Apartment living isn’t getting any cheaper, with the amount that renters are paying each month in rent rising yet again in May.
The most recent Yardi Matrix multifamily report said that the nationwide average apartment rent rose $10 in May to $1,204. That is an all-time high for apartment rents.
According to the report, rents rose by an average of 0.9 percent in May. They also rose 6 percent when compared to the same month one year earlier.
The high rents, though, haven’t kept tenants from renting apartments at a brisk clip. Yardi Matrix says that occupancy rates stood at 96 percent in April, up by a percentage point from a year earlier. The multifamily occupancy rate has been at least 95 percent for the last two years, according to Yardi Matrix.
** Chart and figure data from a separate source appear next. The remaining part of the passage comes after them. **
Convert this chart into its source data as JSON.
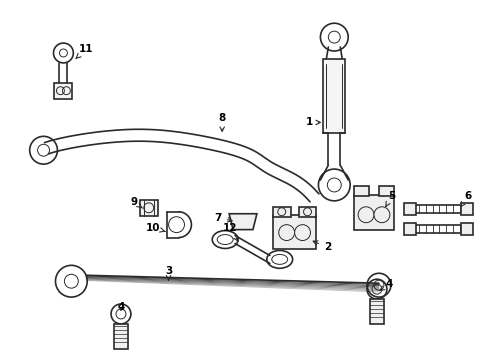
{
  "bg_color": "#ffffff",
  "line_color": "#2a2a2a",
  "label_color": "#000000",
  "fig_width": 4.9,
  "fig_height": 3.6,
  "dpi": 100
}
Yardi Matrix studies 111 major markets across the United States in its report. Several Midwest markets saw solid rent apartment rent growths. In Chicago, Yardi Matrix expects that apartment rents will have grown 2 percent by the time 2016 comes to an end. In Minneapolis/St. Paul, that figure stands at 1.5 percent.
In the Nashville and Knoxville areas, though, apartment rents are expected to rise an even higher 4 percent by the time 2016 ends. And in the Kansas City area, apartment rents should rise 3.1 percent by the end of the year.